Liam secoua la tête. La sonnerie de reprise des cours retentit alors et il soupira. Comme il ne bougeait pas, Natalie lui demanda s'il venait, mais il secoua la tête. Embarquant son sac et son blouson, il quitta le campus rapidement et sauta dans sa voiture. S'arrêtant devant la boucherie, il demanda un petit seau de sang de cochon puis il traversa la ville jusqu'à la savonnerie. Quand il entra dans le hangar, il le trouva vide de loups, la majorité étaient au travail, comme toutes les personnes normales; il n'y avait que Gustave dans le canapé, qui se leva en le reconnaissant.

— Liam, qu'est-ce que...?
— Vous avez raison, dit-il en posant le sac en papier contenant le sang.
— Ravis de l'apprendre, à quel sujet ?
— Je n'ai comptes à rendre à personne, si je veux sortir avec un vieux vampire, c'est ma vie privée.

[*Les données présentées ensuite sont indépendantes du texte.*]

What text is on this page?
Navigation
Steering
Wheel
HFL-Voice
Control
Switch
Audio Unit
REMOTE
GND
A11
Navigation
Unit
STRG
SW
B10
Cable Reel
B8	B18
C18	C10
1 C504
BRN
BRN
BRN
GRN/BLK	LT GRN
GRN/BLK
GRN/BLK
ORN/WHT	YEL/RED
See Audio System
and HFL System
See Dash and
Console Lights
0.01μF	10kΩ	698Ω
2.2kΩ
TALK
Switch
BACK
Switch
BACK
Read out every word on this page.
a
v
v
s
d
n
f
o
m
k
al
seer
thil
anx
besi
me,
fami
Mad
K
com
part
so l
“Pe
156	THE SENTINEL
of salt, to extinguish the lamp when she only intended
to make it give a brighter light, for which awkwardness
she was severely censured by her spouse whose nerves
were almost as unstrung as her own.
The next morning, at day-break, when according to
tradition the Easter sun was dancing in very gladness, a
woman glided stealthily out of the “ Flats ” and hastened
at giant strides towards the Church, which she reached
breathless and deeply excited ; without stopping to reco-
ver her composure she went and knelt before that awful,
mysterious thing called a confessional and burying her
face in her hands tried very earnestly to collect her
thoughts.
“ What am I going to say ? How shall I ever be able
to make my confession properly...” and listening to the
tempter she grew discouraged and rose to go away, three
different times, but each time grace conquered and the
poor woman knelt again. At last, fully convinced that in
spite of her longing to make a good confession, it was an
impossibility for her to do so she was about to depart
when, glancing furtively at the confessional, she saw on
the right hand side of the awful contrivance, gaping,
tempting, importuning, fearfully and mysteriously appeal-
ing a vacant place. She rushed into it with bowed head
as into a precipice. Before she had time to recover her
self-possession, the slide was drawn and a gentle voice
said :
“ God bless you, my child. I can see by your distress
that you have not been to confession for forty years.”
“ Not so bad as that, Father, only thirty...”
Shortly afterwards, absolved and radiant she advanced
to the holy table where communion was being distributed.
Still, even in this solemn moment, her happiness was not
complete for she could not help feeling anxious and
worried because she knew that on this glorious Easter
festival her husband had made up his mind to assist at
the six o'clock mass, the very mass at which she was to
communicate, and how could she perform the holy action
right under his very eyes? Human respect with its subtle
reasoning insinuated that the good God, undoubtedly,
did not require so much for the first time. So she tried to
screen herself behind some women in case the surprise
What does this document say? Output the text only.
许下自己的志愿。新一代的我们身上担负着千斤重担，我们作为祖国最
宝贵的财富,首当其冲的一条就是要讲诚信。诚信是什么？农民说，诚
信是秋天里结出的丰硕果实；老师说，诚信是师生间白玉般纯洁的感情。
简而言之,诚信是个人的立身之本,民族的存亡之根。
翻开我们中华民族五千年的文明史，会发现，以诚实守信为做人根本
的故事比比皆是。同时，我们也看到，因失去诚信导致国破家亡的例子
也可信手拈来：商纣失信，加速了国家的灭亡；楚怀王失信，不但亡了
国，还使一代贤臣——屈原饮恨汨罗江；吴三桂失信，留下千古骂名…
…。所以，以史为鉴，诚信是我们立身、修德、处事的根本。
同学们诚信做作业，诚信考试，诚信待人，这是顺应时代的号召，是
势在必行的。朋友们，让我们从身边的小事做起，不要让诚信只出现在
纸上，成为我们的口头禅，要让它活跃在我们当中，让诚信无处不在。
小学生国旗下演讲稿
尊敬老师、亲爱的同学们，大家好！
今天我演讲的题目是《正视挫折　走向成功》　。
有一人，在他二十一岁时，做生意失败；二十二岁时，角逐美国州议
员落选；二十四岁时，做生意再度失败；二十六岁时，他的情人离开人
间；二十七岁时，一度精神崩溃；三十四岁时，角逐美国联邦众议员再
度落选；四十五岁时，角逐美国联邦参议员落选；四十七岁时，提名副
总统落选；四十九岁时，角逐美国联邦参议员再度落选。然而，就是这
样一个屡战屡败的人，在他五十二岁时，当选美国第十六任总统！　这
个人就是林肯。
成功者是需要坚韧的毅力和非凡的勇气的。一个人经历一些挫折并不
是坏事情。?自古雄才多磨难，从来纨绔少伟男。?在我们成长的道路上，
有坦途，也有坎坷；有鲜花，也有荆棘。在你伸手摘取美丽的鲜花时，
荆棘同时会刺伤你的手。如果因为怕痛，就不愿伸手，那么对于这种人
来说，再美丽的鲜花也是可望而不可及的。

Je réponds à Scott en tant que lieutenant, et je ne faillirai par à cette tâche, mais concernant notre relation, c'est de mon ressort et uniquement le mien.

Gustave esquissa un sourire quand Liam se tut. Il traversa ensuite l'espace entre eux et ils s'enlacèrent. Le vampire repoussa ensuite le jeune homme qui leva son visage vers lui.

—Puis-je ?
— Vous n'avez pas demandé, les deux dernières fois... sourit le jeune loup.

Gustave esquissa un sourire en retour puis déposa ses lèvres sur celles de Liam qui lui rendit son baiser. Reculant d'un pas, Gustave s'assit sur l'accoudoir du canapé ; quand il bascula en arrière en emportant Liam avec lui, ils s'écroulèrent dans les coussins défoncés.

— Je ne coucherai pas avec vous avant que vous ne soyez guéri, répondit Liam, méfiant.
— Je suis irrésistible... Tu ne tiendras pas longtemps... ronronna l'autre.
— Ah oui ?

Gustave fronça les sourcils.

— Non, je ne prendrais pas ce pari avec toi.
— Mais je n'ai encore rien dit ! s'esclaffa Liam.
— Ce n'est pas aux vieux singes qu'on apprend à faire des grimaces, mon cher. Tu n'es pas mon premier amant, tu ne seras pas le dernier, alors non je ne parierai pas.

Liam rigola puis s'étendit le long de Gustave dos au dossier du canapé, à l'opposé de sa blessure. Le vampire l'entoura de son bras et soupira en reportant son attention sur la télévision.